What goes up, must eventually come down – including Frank. The hardest part of today was descending the peaks we had climbed over the past few days. This picture does not accurately portray how treacherous our hike was. Frank is walking at a 35% grade over loose shale rocks. Hang ten, Papa!

Speaking of shale, we noticed that something was missing from this picture: terracotta roofs! As we saw in the picture above, this region abounds with shale rock. Thus, no one wastes time baking clay shingles when they can layer thin shale rock over their heads. 

Something else was missing: food in our stomachs. So Frank and Mikey took a break and grabbed some healthy grub. 

This is the standard Spanish salad. It consists of lettuce, tomato, onion, tuna, carrots, and corn. The last two ingredients are optional, but the first four are mandatory. This is served with olive oil, vinegar, salt, and pepper. (Fun fact: a salad with tuna is considered to be vegetarian!)

 Speaking of healthy grub, Mikey got his first taste of Galician cider! Unlike that in the Basque Country, this cider is sweet and carbonated. Yum!

This is a typical sight entering many of the villages in this area. Again, notice the shale roof. 
Just a picturesque reminder of where we’re headed. 

After many miles and steep descents, we caught sight of our destination, Molinaseca. Prominent in the skyline is the 17th century Church of Saint Nicholas. 

Pilgrims enter the city via the Puente Romano (Roman Bridge). While this is actually a medieval bridge, it is built atop the ruins of an original Roman structure. 

Mikey likes it!
Just a front-facing view of the Iglesia de San Nicolas. 

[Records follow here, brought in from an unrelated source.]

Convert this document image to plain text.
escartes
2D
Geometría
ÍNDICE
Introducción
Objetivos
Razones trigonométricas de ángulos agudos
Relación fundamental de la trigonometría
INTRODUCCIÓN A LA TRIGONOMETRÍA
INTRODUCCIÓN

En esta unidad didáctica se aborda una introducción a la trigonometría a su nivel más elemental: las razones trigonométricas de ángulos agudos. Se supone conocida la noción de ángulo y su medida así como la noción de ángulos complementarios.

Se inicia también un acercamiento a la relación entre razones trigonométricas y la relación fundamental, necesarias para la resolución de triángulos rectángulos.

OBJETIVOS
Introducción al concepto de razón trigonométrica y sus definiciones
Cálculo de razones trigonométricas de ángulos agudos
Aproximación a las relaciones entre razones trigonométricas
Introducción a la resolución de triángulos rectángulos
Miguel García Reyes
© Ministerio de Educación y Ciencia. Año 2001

We stayed at a really amazing hotel called the Palacio Hostal. Oh, and the manager did like ALL of our laundry for 7€! Total score, plus we had a balcony overlooking one of the main streets. The trees out front were kinda wacko, though. 

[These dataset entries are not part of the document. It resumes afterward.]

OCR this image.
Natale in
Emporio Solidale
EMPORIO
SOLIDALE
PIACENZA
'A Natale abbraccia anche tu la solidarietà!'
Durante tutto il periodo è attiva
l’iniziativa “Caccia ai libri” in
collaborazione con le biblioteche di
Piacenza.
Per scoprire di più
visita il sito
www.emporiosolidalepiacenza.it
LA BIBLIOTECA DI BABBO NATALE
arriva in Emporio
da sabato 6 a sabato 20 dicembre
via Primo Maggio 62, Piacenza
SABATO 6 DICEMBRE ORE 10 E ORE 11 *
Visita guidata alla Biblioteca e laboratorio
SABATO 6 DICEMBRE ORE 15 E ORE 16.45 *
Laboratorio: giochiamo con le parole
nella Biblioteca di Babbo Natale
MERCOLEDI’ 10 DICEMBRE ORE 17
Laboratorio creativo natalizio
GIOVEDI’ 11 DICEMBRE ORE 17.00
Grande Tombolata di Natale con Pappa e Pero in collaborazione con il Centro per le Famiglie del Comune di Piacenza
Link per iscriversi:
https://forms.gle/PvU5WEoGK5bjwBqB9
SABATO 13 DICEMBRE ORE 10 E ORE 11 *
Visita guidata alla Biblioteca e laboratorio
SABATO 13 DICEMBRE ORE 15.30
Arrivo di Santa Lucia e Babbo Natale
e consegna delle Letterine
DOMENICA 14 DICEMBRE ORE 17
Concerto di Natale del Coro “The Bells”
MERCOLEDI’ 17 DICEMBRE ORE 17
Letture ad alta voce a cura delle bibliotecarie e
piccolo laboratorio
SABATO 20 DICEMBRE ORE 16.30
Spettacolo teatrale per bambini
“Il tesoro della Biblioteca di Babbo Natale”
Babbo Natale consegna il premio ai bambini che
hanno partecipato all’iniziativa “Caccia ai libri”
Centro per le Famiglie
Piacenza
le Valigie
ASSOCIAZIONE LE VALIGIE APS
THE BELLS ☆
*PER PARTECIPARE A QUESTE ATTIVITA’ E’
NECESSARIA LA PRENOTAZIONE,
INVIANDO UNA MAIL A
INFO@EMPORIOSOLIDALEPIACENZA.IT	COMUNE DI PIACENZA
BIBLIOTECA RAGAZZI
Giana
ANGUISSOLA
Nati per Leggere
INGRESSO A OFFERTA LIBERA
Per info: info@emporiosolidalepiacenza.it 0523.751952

  Speaking of wacko, this was a most original way of promoting a grocery store. Take note, hipster DJ wannabes working that sales job! 
 
Still, we decided to go out for cooked food at a restaurant along the river. Oh, boy!

  In honor of the Camino and its scallop theme, we feasted on some grilled shellfish. The ones on the left are grilled with a delicious crême sauce while those to the right are more traditional olive oil and garlic based. In case you were wondering, neither Frank nor Mikey could decide which was better. 

For the main course, we both opted for fried local river trout. Having passed SO many streams and rivers, we mutually concluded that there must be something tasty in the water. Yep, Mikey and Frank called this one spot-on. 

Unlike American-style fried fish, the Spanish do not batter their catch. Instead, they clean said delicacy and drop it into a shallow pan of sizzling olive oil with garlic. A pinch of salt and pepper finishes off the dish perfectly. That is to say, “fall-off-the-bone perfection!”